OXLUMO™ (lumasiran) is the first small interfering ribonucleic acid (RNAi) therapeutics indicated for the treatment of primary hyperoxaluria type 1 (PH1) to reduce urinary oxalate levels in paediatric and adult patients.
OXLUMO (lumasiran) is available as a sterile, clear, colourless-to-yellow solution in 94.5mg/0.5ml strength in a single-dose vial for subcutaneous administration.
OXLUMO approvals
Developed by Alnylam Pharmaceuticals, lumasiran received priority medicines (PRIME) designation from the European Medicines Agency (EMA) in March 2018.
The new drug application (NDA) for lumasiran was submitted to the US Food and Drug Administration (FDA) in April 2020. It was reviewed under the priority review and received approval in November 2020. The European Commission granted marketing authorisation to lumasiran in the same month.
The drug holds orphan drug designation in both the US and European Union. The FDA has also granted breakthrough therapy and rare paediatric disease designations to the drug.
Primary hyperoxaluria type 1 (PH1) causes and symptoms
PH1 is an ultra-rare genetic disease characterised by the overproduction of oxalate that results in the accumulation of calcium oxalate crystals in the kidneys and urinary tract. It contributes to the formation of painful and recurring kidney stones, and nephrocalcinosis, progressing to renal failure and systemic organ dysfunction.
PH1 can affect people of all age groups. It causes a gradual reduction in renal function that can lead to end-stage renal failure. Patients require intensive dialysis before they can opt for dual liver or kidney transplantation.
Symptoms of PH1 are frequently associated with recurring kidney stones, including flank pain, urinary tract infections, pain during urination, and blood in the urine.
Lumasiran’s mechanism of action
Lumasiran (formerly known as ALN-GO1) targets the hydroxyacid oxidase 1 (HAO1) messenger RNA (mRNA) in hepatic cells to reduce the glycolate oxidase (GO) enzyme levels.
The GO enzyme levels decline reduces the amount of available glyoxylate, an oxalate-producing substrate that contributes to the pathophysiology of PH1.
Clinical trials on OXLUMO
FDA approval of OXLUMO was based on positive results from two multi-national phase three clinical trials, ILLUMINATE-A and ILLUMINATE-B.
ILLUMINATE-A was a randomised, double-blind, placebo-controlled study, enrolling 39 patients aged six years and older, while ILLUMINATE-B was a single-arm, open-label study, with 18 patients recruited under six years of age.

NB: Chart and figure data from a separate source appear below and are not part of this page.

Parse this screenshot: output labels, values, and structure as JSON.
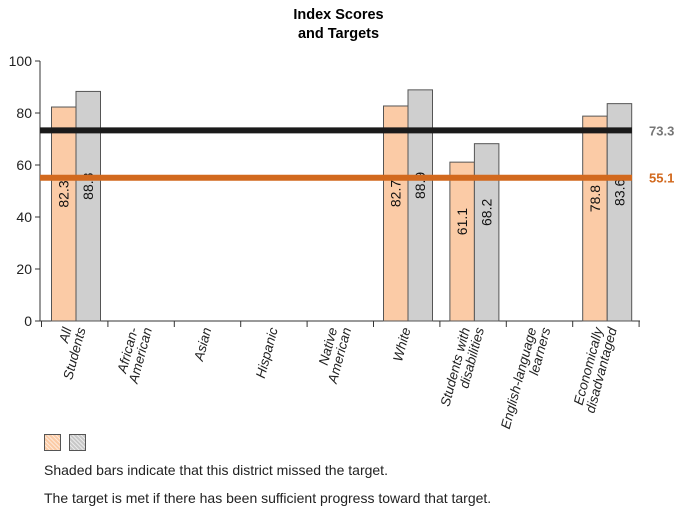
{
  "title_line1": "Index Scores",
  "title_line2": "and Targets",
  "notes": [
    "Shaded bars indicate that this district missed the target.",
    "The target is met if there has been sufficient progress toward that target."
  ],
  "colors": {
    "bar1": "#fbcba6",
    "bar2": "#cfcfcf",
    "bar_outline": "#555555",
    "target_black": "#1a1a1a",
    "target_orange": "#d2691e",
    "target_black_label": "#777777",
    "target_orange_label": "#d2691e"
  },
  "chart_data": {
    "type": "bar",
    "title": "Index Scores and Targets",
    "ylim": [
      0,
      100
    ],
    "yticks": [
      0,
      20,
      40,
      60,
      80,
      100
    ],
    "grid": false,
    "categories": [
      [
        "All",
        "Students"
      ],
      [
        "African-",
        "American"
      ],
      [
        "Asian"
      ],
      [
        "Hispanic"
      ],
      [
        "Native",
        "American"
      ],
      [
        "White"
      ],
      [
        "Students with",
        "disabilities"
      ],
      [
        "English-language",
        "learners"
      ],
      [
        "Economically",
        "disadvantaged"
      ]
    ],
    "series": [
      {
        "values": [
          82.3,
          null,
          null,
          null,
          null,
          82.7,
          61.1,
          null,
          78.8
        ]
      },
      {
        "values": [
          88.3,
          null,
          null,
          null,
          null,
          88.9,
          68.2,
          null,
          83.6
        ]
      }
    ],
    "targets": [
      {
        "value": 73.3,
        "label": "73.3",
        "color": "#1a1a1a"
      },
      {
        "value": 55.1,
        "label": "55.1",
        "color": "#d2691e"
      }
    ]
  }
}
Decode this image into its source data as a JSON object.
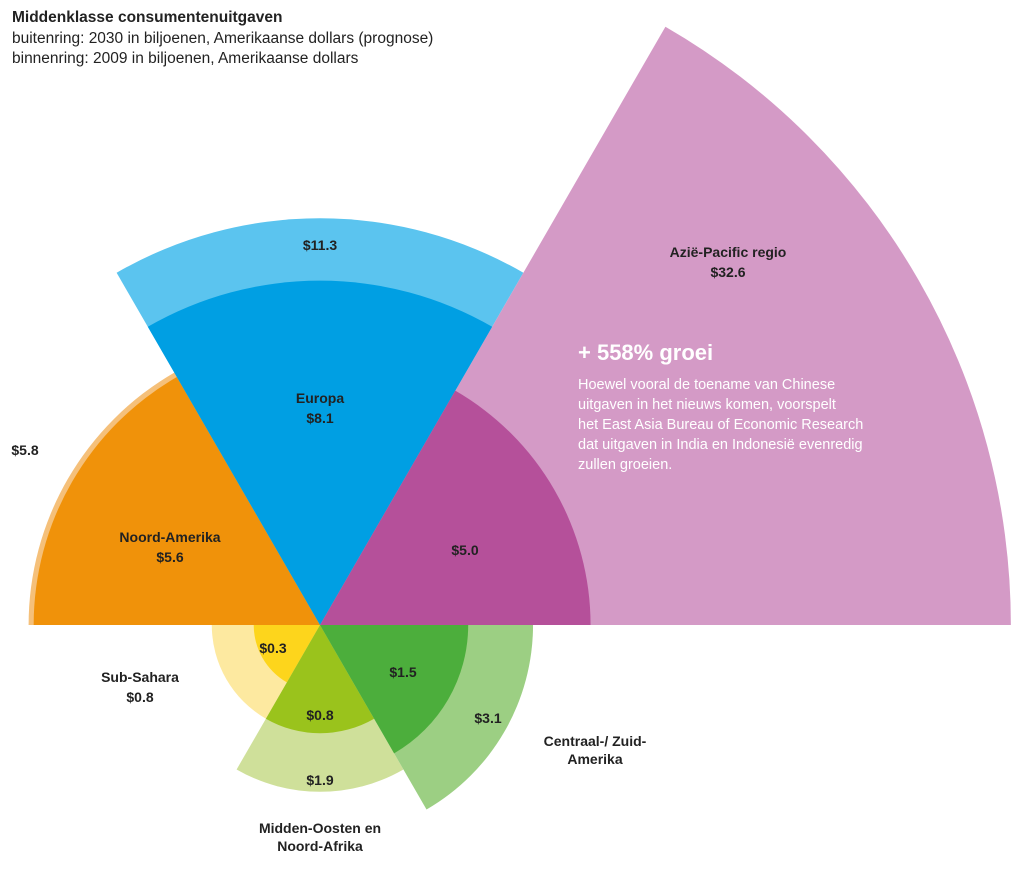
{
  "chart_data": {
    "type": "polar-area",
    "title": "Middenklasse consumentenuitgaven",
    "subtitle": [
      "buitenring: 2030 in biljoenen, Amerikaanse dollars (prognose)",
      "binnenring: 2009 in biljoenen, Amerikaanse dollars"
    ],
    "categories": [
      "Noord-Amerika",
      "Europa",
      "Azië-Pacific regio",
      "Sub-Sahara",
      "Midden-Oosten en Noord-Afrika",
      "Centraal-/ Zuid-Amerika"
    ],
    "series": [
      {
        "values": [
          5.8,
          11.3,
          32.6,
          0.8,
          1.9,
          3.1
        ],
        "value_labels": [
          "$5.8",
          "$11.3",
          "$32.6",
          "$0.8",
          "$1.9",
          "$3.1"
        ],
        "colors": [
          "#f5c07a",
          "#5bc4ef",
          "#d49ac6",
          "#fde9a0",
          "#cfe09a",
          "#9ccf83"
        ]
      },
      {
        "values": [
          5.6,
          8.1,
          5.0,
          0.3,
          0.8,
          1.5
        ],
        "value_labels": [
          "$5.6",
          "$8.1",
          "$5.0",
          "$0.3",
          "$0.8",
          "$1.5"
        ],
        "colors": [
          "#f0920a",
          "#009fe3",
          "#b5509a",
          "#fdd51c",
          "#9ac31c",
          "#4cae3c"
        ]
      }
    ],
    "annotation": {
      "title": "+ 558% groei",
      "lines": [
        "Hoewel vooral de toename van Chinese",
        "uitgaven in het nieuws komen, voorspelt",
        "het East Asia Bureau of Economic Research",
        "dat uitgaven in India en Indonesië evenredig",
        "zullen groeien."
      ]
    }
  }
}
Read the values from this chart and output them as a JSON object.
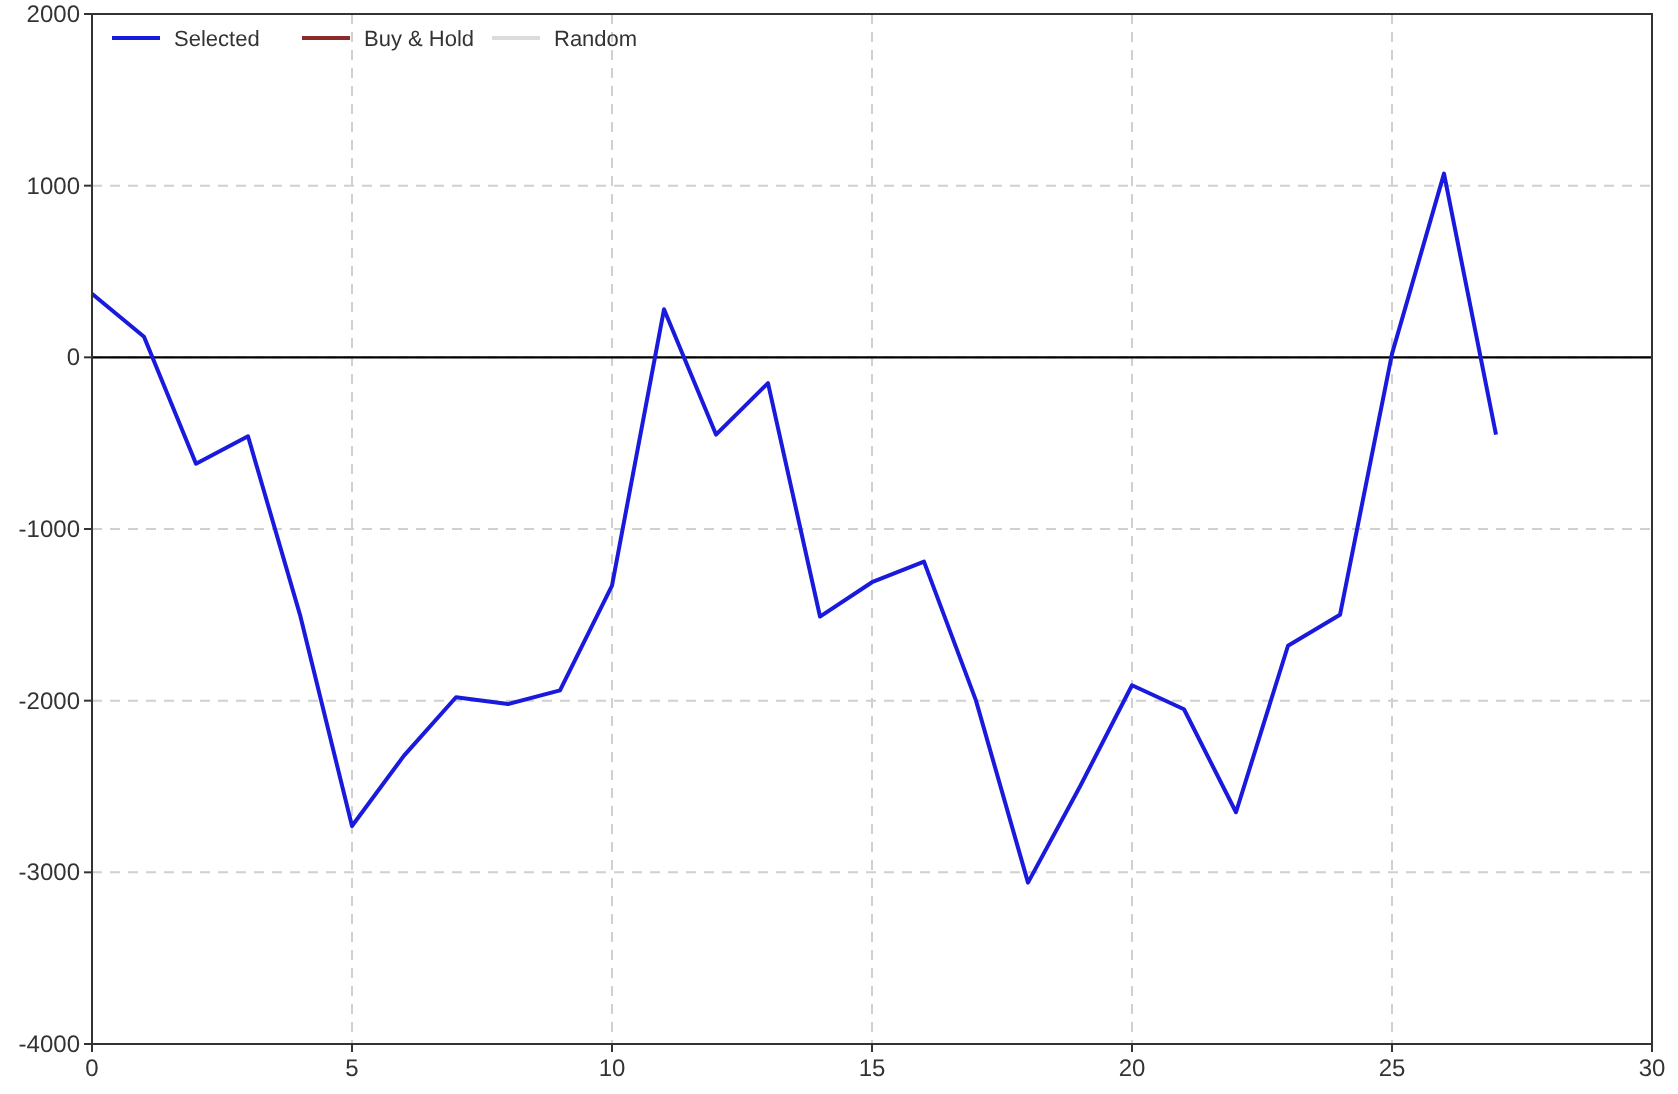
{
  "chart_data": {
    "type": "line",
    "x": [
      0,
      1,
      2,
      3,
      4,
      5,
      6,
      7,
      8,
      9,
      10,
      11,
      12,
      13,
      14,
      15,
      16,
      17,
      18,
      19,
      20,
      21,
      22,
      23,
      24,
      25,
      26,
      27
    ],
    "series": [
      {
        "name": "Selected",
        "color": "#1a1adc",
        "values": [
          370,
          120,
          -620,
          -460,
          -1500,
          -2730,
          -2320,
          -1980,
          -2020,
          -1940,
          -1330,
          280,
          -450,
          -150,
          -1510,
          -1310,
          -1190,
          -2000,
          -3060,
          -2500,
          -1910,
          -2050,
          -2650,
          -1680,
          -1500,
          20,
          1070,
          -450
        ]
      },
      {
        "name": "Buy & Hold",
        "color": "#8b2a2a",
        "values": [
          null,
          null,
          null,
          null,
          null,
          null,
          null,
          null,
          null,
          null,
          null,
          null,
          null,
          null,
          null,
          null,
          null,
          null,
          null,
          null,
          null,
          null,
          null,
          null,
          null,
          null,
          null,
          null
        ]
      },
      {
        "name": "Random",
        "color": "#dcdcdc",
        "values": [
          null,
          null,
          null,
          null,
          null,
          null,
          null,
          null,
          null,
          null,
          null,
          null,
          null,
          null,
          null,
          null,
          null,
          null,
          null,
          null,
          null,
          null,
          null,
          null,
          null,
          null,
          null,
          null
        ]
      }
    ],
    "xlim": [
      0,
      30
    ],
    "xticks": [
      0,
      5,
      10,
      15,
      20,
      25,
      30
    ],
    "ylim": [
      -4000,
      2000
    ],
    "yticks": [
      -4000,
      -3000,
      -2000,
      -1000,
      0,
      1000,
      2000
    ],
    "ref_lines": [
      {
        "axis": "y",
        "value": 0,
        "color": "#000000"
      }
    ],
    "grid": true,
    "legend": "top left",
    "line_style": "solid",
    "marker": "none"
  }
}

In ILLUMINATE-A, patients were randomised in 2:1 to receive either three doses of OXLUMO or placebo, once monthly, followed by quarterly maintenance doses.
The primary endpoint of ILLUMINATE-A was the improvement rate of 24-hour urinary oxalate excretion compared to placebo in six months.
The patients treated with OXLUMO demonstrated a 65% reduction in urinary oxalate compared to a 12% reduction in those receiving placebo, resulting in a mean treatment difference of 53% relative to placebo.
Approximately 52% of patients receiving OXLUMO showed urinary oxalate levels within the normal range at six months.
In ILLUMINATE B, the primary endpoint was the improvement rate in spot urinary oxalate and creatinine ratio in six months.
Patients treated with OXLUMO achieved a 72% mean reduction in spot urinary oxalate and creatinine ratio at six months.
The most frequent adverse reaction that occurred in patients during the clinical trials was injection site reactions such as redness, pain, itching, swelling at the site of injection, and abdominal pain.